2048bit Ephemeral Diffie-Hellman (DH) key exchange and 2048-bit RSA certificate for verification that the key exchange really happened with an Intego Privacy Protection server.

RSA-3072

Like RSA-2048 but 3072-bit for both key exchange and certificate.

RSA-4096

Like RSA-2048 but 4096-bit for both key exchange and certificate.

ECC-256k1 

Ephemeral Elliptic Curve DH key exchange and an ECDSA certificate for verification that the key exchange really happened with an Intego Privacy Protection server. Curve secp256k1 (256-bit) is used for both. This is the same curve that Bitcoin uses to sign its transactions.

ECC-256r1 

Like ECC-256k1 but curve prime256v1 (256-bit, also known as secp256r1) is used for both key exchange and certificate.

ECC-521 

Like ECC-256k1 but curve secp521r1 (521-bit) is used for both key exchange and certificate.

 

 

Warnings

We display a warning in 3 cases:

• You chose 'None' for Data Encryption
• You chose 'None' for Data Authentication
• You chose an ECC (Elliptic Curve Cryptography) option

Warning About Elliptic Curves

The recent NSA revelations have raised concerns that certain or possibly all Elliptic Curves endorsed by US standards bodies may have backdoors allowing the NSA to more easily crack them. There is no proof of this for curves used with signing and key exchange* and there are experts who think this to be unlikely. We therefore give users the option but display a warning anytime you select an Elliptic Curve setting. We also included the less standard curve secp256k1, which is what Bitcoin uses, was generated by Certicom (a Canadian company) instead of NIST (as the other curves were), and seems to have less places to hide a backdoor.
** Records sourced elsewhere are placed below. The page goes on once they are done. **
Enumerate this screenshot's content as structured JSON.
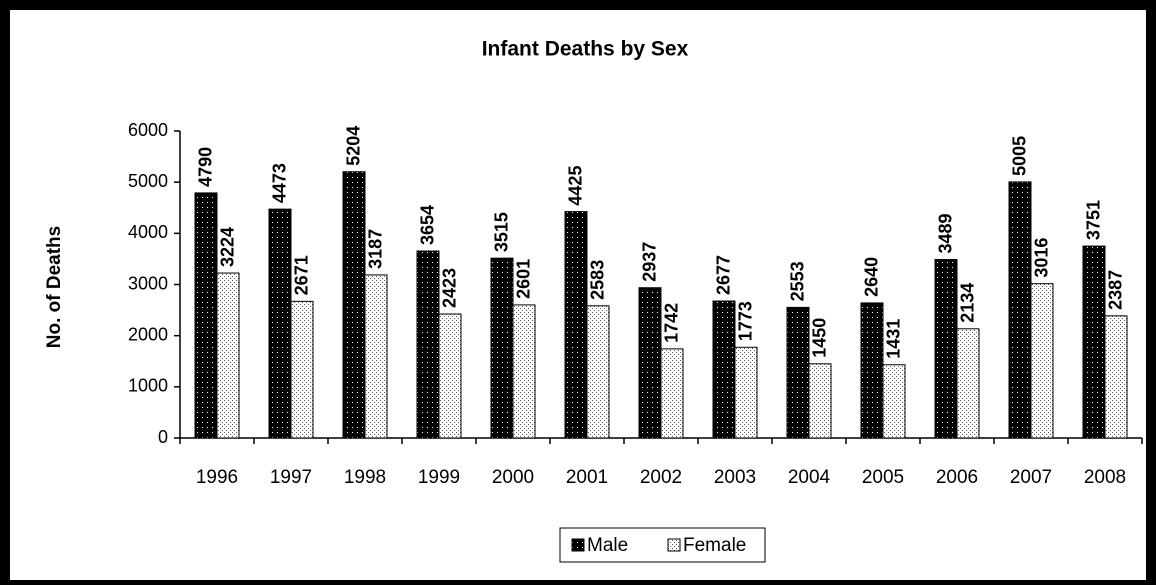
{
  "chart_data": {
    "type": "bar",
    "title": "Infant Deaths by Sex",
    "y_label": "No. of Deaths",
    "categories": [
      "1996",
      "1997",
      "1998",
      "1999",
      "2000",
      "2001",
      "2002",
      "2003",
      "2004",
      "2005",
      "2006",
      "2007",
      "2008"
    ],
    "series": [
      {
        "name": "Male",
        "color": "#000000",
        "values": [
          4790,
          4473,
          5204,
          3654,
          3515,
          4425,
          2937,
          2677,
          2553,
          2640,
          3489,
          5005,
          3751
        ]
      },
      {
        "name": "Female",
        "color": "#d8d8d8",
        "values": [
          3224,
          2671,
          3187,
          2423,
          2601,
          2583,
          1742,
          1773,
          1450,
          1431,
          2134,
          3016,
          2387
        ]
      }
    ],
    "ylim": [
      0,
      6000
    ],
    "yticks": [
      0,
      1000,
      2000,
      3000,
      4000,
      5000,
      6000
    ],
    "grid": false,
    "legend": "bottom"
  }
}
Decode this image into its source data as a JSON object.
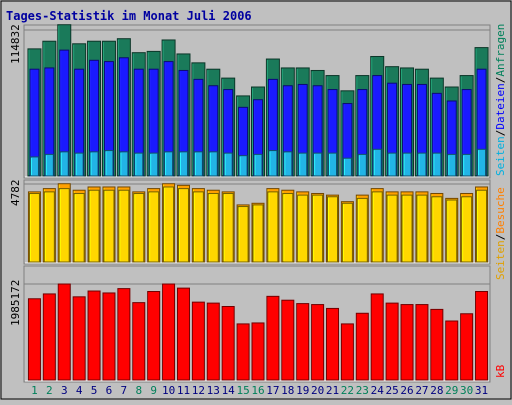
{
  "chart_data": [
    {
      "type": "bar",
      "title": "Tages-Statistik im Monat Juli 2006",
      "ytick": "114832",
      "legend": [
        "Seiten",
        "Dateien",
        "Anfragen"
      ],
      "categories": [
        "1",
        "2",
        "3",
        "4",
        "5",
        "6",
        "7",
        "8",
        "9",
        "10",
        "11",
        "12",
        "13",
        "14",
        "15",
        "16",
        "17",
        "18",
        "19",
        "20",
        "21",
        "22",
        "23",
        "24",
        "25",
        "26",
        "27",
        "28",
        "29",
        "30",
        "31"
      ],
      "series": [
        {
          "name": "Anfragen",
          "color": "#1a7a5a",
          "values": [
            100000,
            106000,
            119000,
            104000,
            106000,
            106000,
            108000,
            97000,
            98000,
            107000,
            96000,
            89000,
            84000,
            77000,
            63000,
            70000,
            92000,
            85000,
            85000,
            83000,
            79000,
            67000,
            79000,
            94000,
            86000,
            85000,
            84000,
            77000,
            70000,
            79000,
            101000
          ]
        },
        {
          "name": "Dateien",
          "color": "#1a1aff",
          "values": [
            84000,
            85000,
            99000,
            84000,
            91000,
            90000,
            93000,
            84000,
            84000,
            90000,
            83000,
            76000,
            71000,
            68000,
            54000,
            60000,
            76000,
            71000,
            72000,
            71000,
            68000,
            57000,
            68000,
            79000,
            73000,
            72000,
            72000,
            65000,
            59000,
            68000,
            84000
          ]
        },
        {
          "name": "Seiten",
          "color": "#22b4e6",
          "values": [
            15000,
            17000,
            19000,
            18000,
            19000,
            20000,
            19000,
            18000,
            18000,
            19000,
            19000,
            19000,
            19000,
            18000,
            16000,
            17000,
            20000,
            19000,
            18000,
            18000,
            18000,
            14000,
            17000,
            21000,
            18000,
            18000,
            18000,
            18000,
            17000,
            17000,
            21000
          ]
        }
      ]
    },
    {
      "type": "bar",
      "ytick": "4782",
      "legend": [
        "Seiten",
        "Besuche"
      ],
      "categories": [
        "1",
        "2",
        "3",
        "4",
        "5",
        "6",
        "7",
        "8",
        "9",
        "10",
        "11",
        "12",
        "13",
        "14",
        "15",
        "16",
        "17",
        "18",
        "19",
        "20",
        "21",
        "22",
        "23",
        "24",
        "25",
        "26",
        "27",
        "28",
        "29",
        "30",
        "31"
      ],
      "series": [
        {
          "name": "Besuche",
          "color": "#ffa000",
          "values": [
            4300,
            4500,
            4800,
            4400,
            4600,
            4600,
            4600,
            4300,
            4500,
            4800,
            4700,
            4500,
            4400,
            4300,
            3500,
            3600,
            4500,
            4400,
            4300,
            4200,
            4100,
            3700,
            4100,
            4500,
            4300,
            4300,
            4300,
            4200,
            3900,
            4200,
            4600
          ]
        },
        {
          "name": "Seiten",
          "color": "#ffd700",
          "values": [
            4200,
            4300,
            4500,
            4200,
            4400,
            4400,
            4400,
            4200,
            4300,
            4600,
            4500,
            4300,
            4200,
            4200,
            3400,
            3500,
            4300,
            4200,
            4100,
            4100,
            4000,
            3600,
            3900,
            4300,
            4100,
            4100,
            4100,
            4000,
            3800,
            4000,
            4400
          ]
        }
      ]
    },
    {
      "type": "bar",
      "ytick": "1985172",
      "legend": [
        "kB"
      ],
      "categories": [
        "1",
        "2",
        "3",
        "4",
        "5",
        "6",
        "7",
        "8",
        "9",
        "10",
        "11",
        "12",
        "13",
        "14",
        "15",
        "16",
        "17",
        "18",
        "19",
        "20",
        "21",
        "22",
        "23",
        "24",
        "25",
        "26",
        "27",
        "28",
        "29",
        "30",
        "31"
      ],
      "series": [
        {
          "name": "kB",
          "color": "#ff0000",
          "values": [
            1680000,
            1780000,
            1985000,
            1720000,
            1840000,
            1800000,
            1890000,
            1600000,
            1830000,
            1985000,
            1900000,
            1610000,
            1590000,
            1520000,
            1160000,
            1180000,
            1730000,
            1650000,
            1580000,
            1560000,
            1480000,
            1160000,
            1380000,
            1780000,
            1590000,
            1560000,
            1560000,
            1460000,
            1220000,
            1370000,
            1830000
          ]
        }
      ]
    }
  ],
  "x_day_colors": {
    "weekday": "#000080",
    "weekend": "#00805a"
  },
  "weekend_days": [
    "1",
    "2",
    "8",
    "9",
    "15",
    "16",
    "22",
    "23",
    "29",
    "30"
  ],
  "legend_colors": {
    "Anfragen": "#00805a",
    "Dateien": "#0000ff",
    "Seiten_top": "#00b0e0",
    "Besuche": "#ff8000",
    "Seiten_mid": "#e0a000",
    "kB": "#ff0000"
  },
  "separator": "/"
}
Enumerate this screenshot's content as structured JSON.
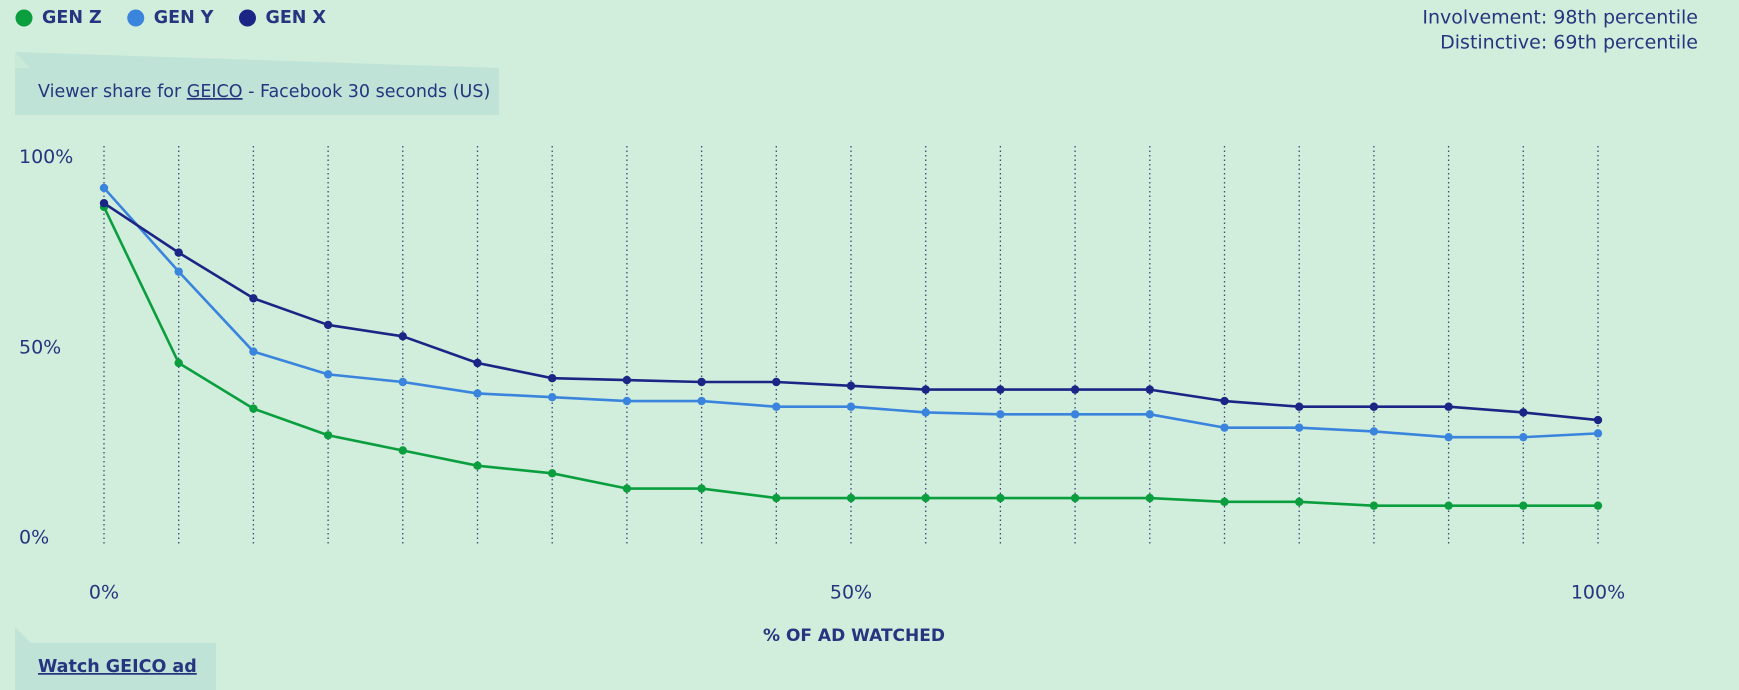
{
  "chart_data": {
    "type": "line",
    "legend_position": "top-left",
    "stats": [
      "Involvement: 98th percentile",
      "Distinctive: 69th percentile"
    ],
    "subtitle_prefix": "Viewer share for",
    "subtitle_link": "GEICO",
    "subtitle_suffix": "- Facebook 30 seconds (US)",
    "x_label": "% OF AD WATCHED",
    "button": "Watch GEICO ad",
    "x": [
      0,
      5,
      10,
      15,
      20,
      25,
      30,
      35,
      40,
      45,
      50,
      55,
      60,
      65,
      70,
      75,
      80,
      85,
      90,
      95,
      100
    ],
    "xlim": [
      0,
      100
    ],
    "xticks": [
      {
        "value": 0,
        "label": "0%"
      },
      {
        "value": 50,
        "label": "50%"
      },
      {
        "value": 100,
        "label": "100%"
      }
    ],
    "ylim": [
      0,
      100
    ],
    "yticks": [
      {
        "value": 0,
        "label": "0%"
      },
      {
        "value": 50,
        "label": "50%"
      },
      {
        "value": 100,
        "label": "100%"
      }
    ],
    "series": [
      {
        "name": "GEN Z",
        "color": "#0a9e3f",
        "values": [
          87,
          46,
          34,
          27,
          23,
          19,
          17,
          13,
          13,
          10.5,
          10.5,
          10.5,
          10.5,
          10.5,
          10.5,
          9.5,
          9.5,
          8.5,
          8.5,
          8.5,
          8.5
        ]
      },
      {
        "name": "GEN Y",
        "color": "#3a84de",
        "values": [
          92,
          70,
          49,
          43,
          41,
          38,
          37,
          36,
          36,
          34.5,
          34.5,
          33,
          32.5,
          32.5,
          32.5,
          29,
          29,
          28,
          26.5,
          26.5,
          27.5
        ]
      },
      {
        "name": "GEN X",
        "color": "#1b2585",
        "values": [
          88,
          75,
          63,
          56,
          53,
          46,
          42,
          41.5,
          41,
          41,
          40,
          39,
          39,
          39,
          39,
          36,
          34.5,
          34.5,
          34.5,
          33,
          31
        ]
      }
    ]
  }
}
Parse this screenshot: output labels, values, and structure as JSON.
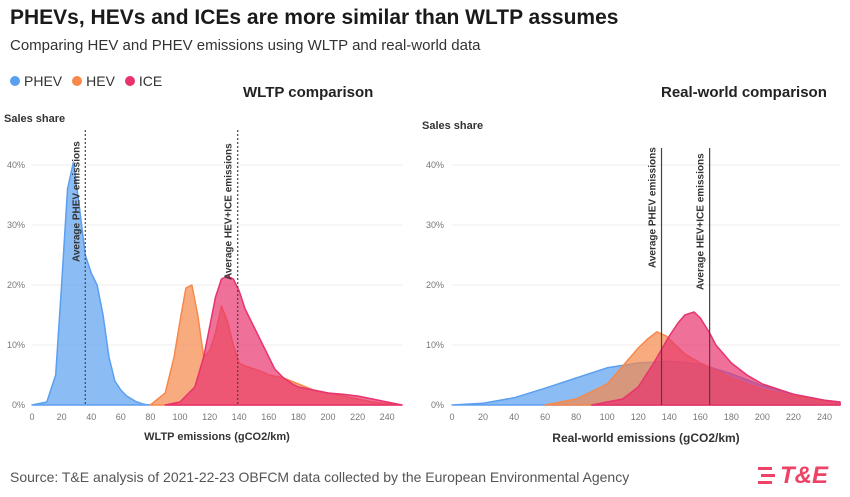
{
  "title": "PHEVs, HEVs and ICEs are more similar than WLTP assumes",
  "subtitle": "Comparing HEV and PHEV emissions using WLTP and real-world data",
  "legend": [
    {
      "label": "PHEV",
      "color": "#5b9ff0"
    },
    {
      "label": "HEV",
      "color": "#f7884a"
    },
    {
      "label": "ICE",
      "color": "#e8336d"
    }
  ],
  "source": "Source: T&E analysis of 2021-22-23 OBFCM data collected by the European Environmental Agency",
  "logo": {
    "text": "T&E",
    "color": "#ee4266"
  },
  "chart_data": [
    {
      "type": "area",
      "title": "WLTP comparison",
      "xlabel": "WLTP emissions (gCO2/km)",
      "ylabel": "Sales share",
      "xlim": [
        0,
        250
      ],
      "ylim": [
        0,
        45
      ],
      "xticks": [
        0,
        20,
        40,
        60,
        80,
        100,
        120,
        140,
        160,
        180,
        200,
        220,
        240
      ],
      "yticks": [
        0,
        10,
        20,
        30,
        40
      ],
      "ytick_labels": [
        "0%",
        "10%",
        "20%",
        "30%",
        "40%"
      ],
      "series": [
        {
          "name": "PHEV",
          "x": [
            0,
            10,
            16,
            20,
            24,
            28,
            32,
            36,
            40,
            44,
            48,
            52,
            56,
            60,
            64,
            70,
            76,
            80
          ],
          "y": [
            0,
            0.5,
            5,
            20,
            36,
            40.5,
            33,
            25,
            22,
            20,
            15,
            8,
            4,
            2.5,
            1.5,
            0.6,
            0.1,
            0
          ]
        },
        {
          "name": "HEV",
          "x": [
            80,
            90,
            96,
            100,
            104,
            108,
            112,
            116,
            120,
            124,
            128,
            132,
            136,
            140,
            144,
            150,
            156,
            160,
            170,
            180,
            190,
            200,
            210,
            220,
            230,
            250
          ],
          "y": [
            0,
            2,
            8,
            14,
            19.5,
            20,
            15,
            8,
            9,
            12,
            16.5,
            14,
            10,
            7,
            6.5,
            6,
            5.5,
            5,
            4.5,
            3.5,
            2.5,
            2,
            1.5,
            1,
            0.5,
            0
          ]
        },
        {
          "name": "ICE",
          "x": [
            90,
            100,
            110,
            116,
            120,
            124,
            128,
            132,
            136,
            140,
            144,
            148,
            152,
            156,
            160,
            164,
            170,
            176,
            180,
            190,
            200,
            210,
            220,
            230,
            240,
            250
          ],
          "y": [
            0,
            0.5,
            3,
            8,
            13,
            18,
            21,
            21.5,
            21,
            19,
            16,
            14,
            12,
            10,
            8,
            6,
            4.5,
            3.5,
            3,
            2.5,
            2,
            1.8,
            1.5,
            1,
            0.5,
            0
          ]
        }
      ],
      "annotations": [
        {
          "label": "Average PHEV emissions",
          "x": 36
        },
        {
          "label": "Average HEV+ICE emissions",
          "x": 139
        }
      ]
    },
    {
      "type": "area",
      "title": "Real-world comparison",
      "xlabel": "Real-world emissions (gCO2/km)",
      "ylabel": "Sales share",
      "xlim": [
        0,
        250
      ],
      "ylim": [
        0,
        45
      ],
      "xticks": [
        0,
        20,
        40,
        60,
        80,
        100,
        120,
        140,
        160,
        180,
        200,
        220,
        240
      ],
      "yticks": [
        0,
        10,
        20,
        30,
        40
      ],
      "ytick_labels": [
        "0%",
        "10%",
        "20%",
        "30%",
        "40%"
      ],
      "series": [
        {
          "name": "PHEV",
          "x": [
            0,
            20,
            40,
            60,
            80,
            100,
            120,
            140,
            160,
            180,
            200,
            220,
            240,
            250
          ],
          "y": [
            0,
            0.3,
            1.2,
            2.8,
            4.5,
            6.2,
            7,
            7.3,
            6.8,
            5.2,
            3.2,
            1.8,
            0.8,
            0.5
          ]
        },
        {
          "name": "HEV",
          "x": [
            60,
            80,
            100,
            110,
            120,
            126,
            132,
            138,
            144,
            150,
            160,
            170,
            180,
            200,
            220,
            240,
            250
          ],
          "y": [
            0,
            1,
            3.5,
            6.5,
            9.5,
            11,
            12.2,
            11.5,
            10,
            8.5,
            7,
            5.8,
            4.5,
            2.6,
            1.5,
            0.7,
            0.4
          ]
        },
        {
          "name": "ICE",
          "x": [
            90,
            110,
            120,
            130,
            140,
            146,
            150,
            156,
            160,
            166,
            170,
            180,
            190,
            200,
            220,
            240,
            250
          ],
          "y": [
            0,
            1,
            3,
            7,
            11.5,
            13.8,
            15,
            15.5,
            14.5,
            12,
            10,
            7,
            5,
            3.5,
            1.8,
            0.8,
            0.5
          ]
        }
      ],
      "annotations": [
        {
          "label": "Average PHEV emissions",
          "x": 135
        },
        {
          "label": "Average HEV+ICE emissions",
          "x": 166
        }
      ]
    }
  ]
}
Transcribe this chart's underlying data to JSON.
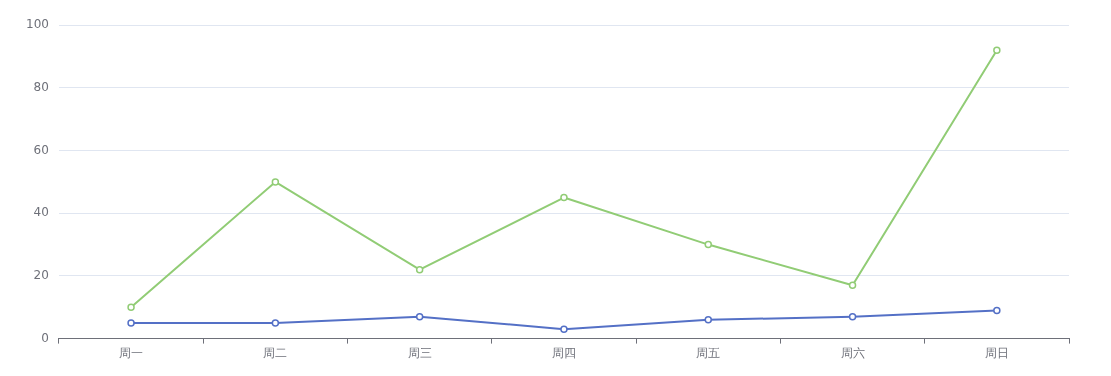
{
  "chart_data": {
    "type": "line",
    "categories": [
      "周一",
      "周二",
      "周三",
      "周四",
      "周五",
      "周六",
      "周日"
    ],
    "series": [
      {
        "color": "#91cc75",
        "values": [
          10,
          50,
          22,
          45,
          30,
          17,
          92
        ]
      },
      {
        "color": "#5470c6",
        "values": [
          5,
          5,
          7,
          3,
          6,
          7,
          9
        ]
      }
    ],
    "ylim": [
      0,
      100
    ],
    "yticks": [
      0,
      20,
      40,
      60,
      80,
      100
    ],
    "grid": "y",
    "marker": "circle",
    "line_style": "solid"
  }
}
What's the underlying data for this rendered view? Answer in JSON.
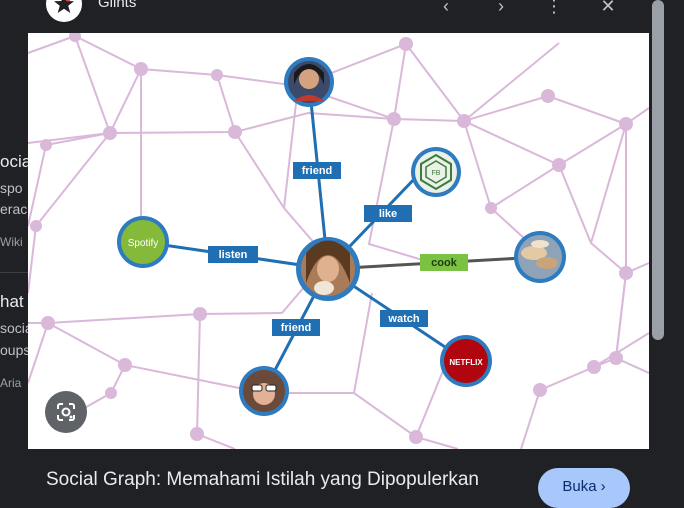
{
  "background_results": [
    {
      "title": "ocia",
      "lines": [
        "spo",
        "erac"
      ],
      "source": "Wiki"
    },
    {
      "title": "hat",
      "lines": [
        "socia",
        "oups"
      ],
      "source": "Aria"
    }
  ],
  "viewer": {
    "site_name": "Glints",
    "caption": "Social Graph: Memahami Istilah yang Dipopulerkan",
    "open_button": "Buka",
    "graph": {
      "center": "you",
      "edges": [
        {
          "label": "friend",
          "target": "friend-top"
        },
        {
          "label": "like",
          "target": "page"
        },
        {
          "label": "listen",
          "target": "spotify"
        },
        {
          "label": "cook",
          "target": "food"
        },
        {
          "label": "friend",
          "target": "friend-bottom"
        },
        {
          "label": "watch",
          "target": "netflix"
        }
      ],
      "spotify_text": "Spotify",
      "netflix_text": "NETFLIX",
      "page_text": "FB"
    }
  },
  "colors": {
    "edge_blue": "#1f6fb2",
    "cook_green": "#7bc242",
    "web_line": "#d9b8da",
    "node_ring": "#2e7bbf",
    "open_button_bg": "#a8c7fa"
  }
}
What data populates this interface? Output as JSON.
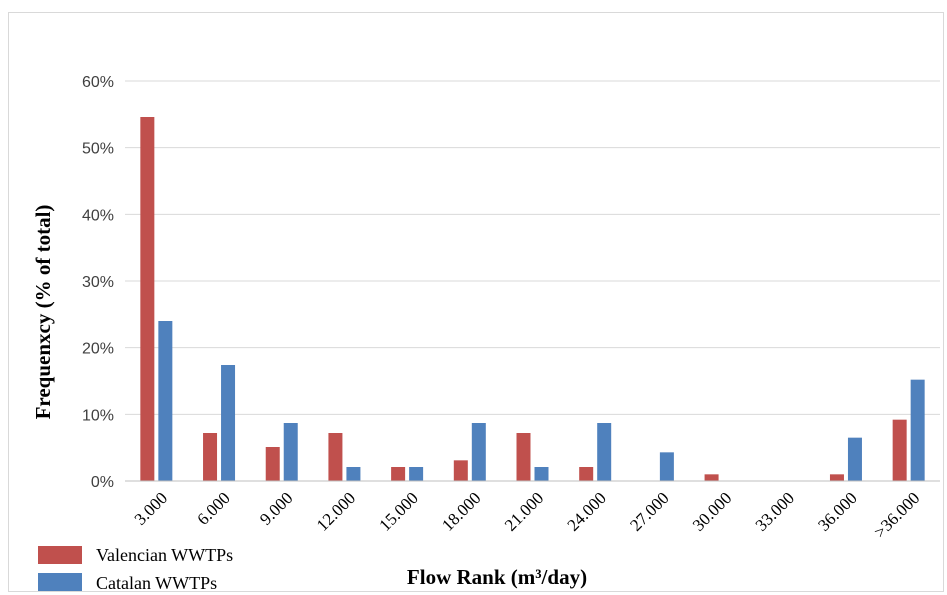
{
  "chart_data": {
    "type": "bar",
    "categories": [
      "3.000",
      "6.000",
      "9.000",
      "12.000",
      "15.000",
      "18.000",
      "21.000",
      "24.000",
      "27.000",
      "30.000",
      "33.000",
      "36.000",
      ">36.000"
    ],
    "series": [
      {
        "name": "Valencian  WWTPs",
        "color": "#c0504d",
        "values": [
          54.6,
          7.2,
          5.1,
          7.2,
          2.1,
          3.1,
          7.2,
          2.1,
          0,
          1.0,
          0,
          1.0,
          9.2
        ]
      },
      {
        "name": "Catalan  WWTPs",
        "color": "#4f81bd",
        "values": [
          24.0,
          17.4,
          8.7,
          2.1,
          2.1,
          8.7,
          2.1,
          8.7,
          4.3,
          0,
          0,
          6.5,
          15.2
        ]
      }
    ],
    "yticks": [
      "0%",
      "10%",
      "20%",
      "30%",
      "40%",
      "50%",
      "60%"
    ],
    "ylim": [
      0,
      60
    ],
    "ylabel": "Frequenxcy (% of total)",
    "xlabel": "Flow Rank  (m³/day)",
    "grid": true,
    "legend_position": "bottom-left"
  }
}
*There is strong evidence that a random number generator which uses ECC was backdoored but it was not widely used.

 

 

Glossary

Active Attacks

An active attack is one where an attacker gets "between" you and the VPN server, in a position where they can modify or inject data into your VPN session. OpenVPN was designed to be secure against active attackers as long as you are using both data encryption and data authentication.

Passive Attacks

A passive attack is one where an attacker simply records all data passing over the network but does not modify or inject any new data. An example of a passive attacker is an entity that performs the dragnet capture and storage of all network traffic but does not interfere with or modify it. As long as you are using data encryption your OpenVPN session is secure against passive attackers.

Ephemeral Keys

Ephemeral keys are encryption keys which are generated randomly and only used for a certain amount of time, after which they are discarded and securely erased. An ephemeral key exchange is the process by which these keys are created and exchanged. Diffie-Hellman is an algorithm used to perform this exchange. The idea behind ephemeral keys is that once you are done using them and they are thrown away, no one will ever be able to decrypt the data which they were used to encrypt, even if they eventually got full access to all the encrypted data and to both the client and the server.